Fomalhaut30: Scared of the future? I'm being realistic. You can call me 'scared' if you want to, but if the industry goes to all-DD, I'll just find other ways to spend my money. There's enough previously published games that I could spend the rest of my life playing without a worry about whatever moves they make.
It doesn't really matter though, your money and my money are easily replaced by younger and newer gamers. This is something every media type goes through, as people age they spend less and get more principled or thrifty and it's why companies consistently target younger males. You can threaten them with losing your $200 a year or whatever all you want, but they have already factored that in and chosen other routes.

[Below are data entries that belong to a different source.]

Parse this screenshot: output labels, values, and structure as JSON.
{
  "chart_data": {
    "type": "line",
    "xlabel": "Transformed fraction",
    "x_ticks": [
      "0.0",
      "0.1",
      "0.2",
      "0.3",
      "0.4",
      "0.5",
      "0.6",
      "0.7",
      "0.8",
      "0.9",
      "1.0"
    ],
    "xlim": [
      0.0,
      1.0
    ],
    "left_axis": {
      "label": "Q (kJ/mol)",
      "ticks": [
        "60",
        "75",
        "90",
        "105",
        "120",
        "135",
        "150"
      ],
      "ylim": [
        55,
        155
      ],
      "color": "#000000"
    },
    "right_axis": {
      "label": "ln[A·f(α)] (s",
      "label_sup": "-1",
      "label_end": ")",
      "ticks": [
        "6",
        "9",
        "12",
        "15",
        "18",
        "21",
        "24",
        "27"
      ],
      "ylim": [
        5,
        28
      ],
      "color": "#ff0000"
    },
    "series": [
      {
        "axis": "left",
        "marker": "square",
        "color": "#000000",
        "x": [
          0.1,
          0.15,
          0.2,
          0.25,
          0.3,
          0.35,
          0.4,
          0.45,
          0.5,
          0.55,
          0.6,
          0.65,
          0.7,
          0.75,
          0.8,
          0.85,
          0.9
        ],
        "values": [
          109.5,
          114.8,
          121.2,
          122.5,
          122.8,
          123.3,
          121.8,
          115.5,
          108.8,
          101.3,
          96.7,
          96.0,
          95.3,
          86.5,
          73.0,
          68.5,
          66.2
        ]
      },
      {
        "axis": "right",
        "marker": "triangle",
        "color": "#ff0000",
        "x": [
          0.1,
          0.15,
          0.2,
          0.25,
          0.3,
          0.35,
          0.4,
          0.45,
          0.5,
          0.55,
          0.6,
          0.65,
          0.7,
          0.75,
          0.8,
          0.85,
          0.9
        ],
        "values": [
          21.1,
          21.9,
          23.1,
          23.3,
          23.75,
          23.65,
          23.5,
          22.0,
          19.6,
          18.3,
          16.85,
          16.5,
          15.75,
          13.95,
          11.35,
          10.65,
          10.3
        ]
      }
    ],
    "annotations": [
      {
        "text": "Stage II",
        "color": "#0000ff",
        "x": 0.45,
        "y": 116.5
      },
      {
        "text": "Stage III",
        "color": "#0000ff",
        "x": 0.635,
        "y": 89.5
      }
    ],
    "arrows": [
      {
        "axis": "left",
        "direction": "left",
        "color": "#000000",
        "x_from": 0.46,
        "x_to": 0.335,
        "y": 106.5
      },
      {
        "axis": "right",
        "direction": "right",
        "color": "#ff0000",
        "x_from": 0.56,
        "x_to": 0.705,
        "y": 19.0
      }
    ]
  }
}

Fomalhaut30: As for "vast majority of gamers", when you are willing to throw away 30-40% or more possible sales for digital distribution (23 million xbl members vs 39 million consoles worldwide, using 2010 numbers - keeping in mind that # of xbl accounts can have mulitple people using the same console, those with subpar connections, those who won't buy out of principle of the thing, etc), you deserve to fail. It took me over a day to download my Witcher 2 backup file here on GoG, for example. I'm not going to do that every time I want to play a AAA game on a console.
Only 68% of the country is subbed to broadband. Roughly 10% of the country has no access to broadband.
You're still not paying attention, they don't need everyone or even every gamer. Did people shrug off the iPhone as a gaming platform because not everyone has wifi, a cell phone or AT&T or whatever? No, they marketed it to a specific market and raked in the cash. Gaming companies do not need everyone to have broadband, they need a healthy market of people with broadband who want to buy games, which they had 5 years ago and certainly have today, and certainly will have even more of in 10 years.
Even if the numbers are lower (which I doubt by that point) you need to factor in greater revenues from direct sales, lack of manufacturing, lack of shipping, further DLC sales, online service revenue models like free-to-play, smaller budgets for niche audiences, etc. etc.
Call it scared, call it ignorant, call it wishful thinking... no matter what you call it I see your post and arguments more as "I don't want this!" than a rational examination of the future of gaming.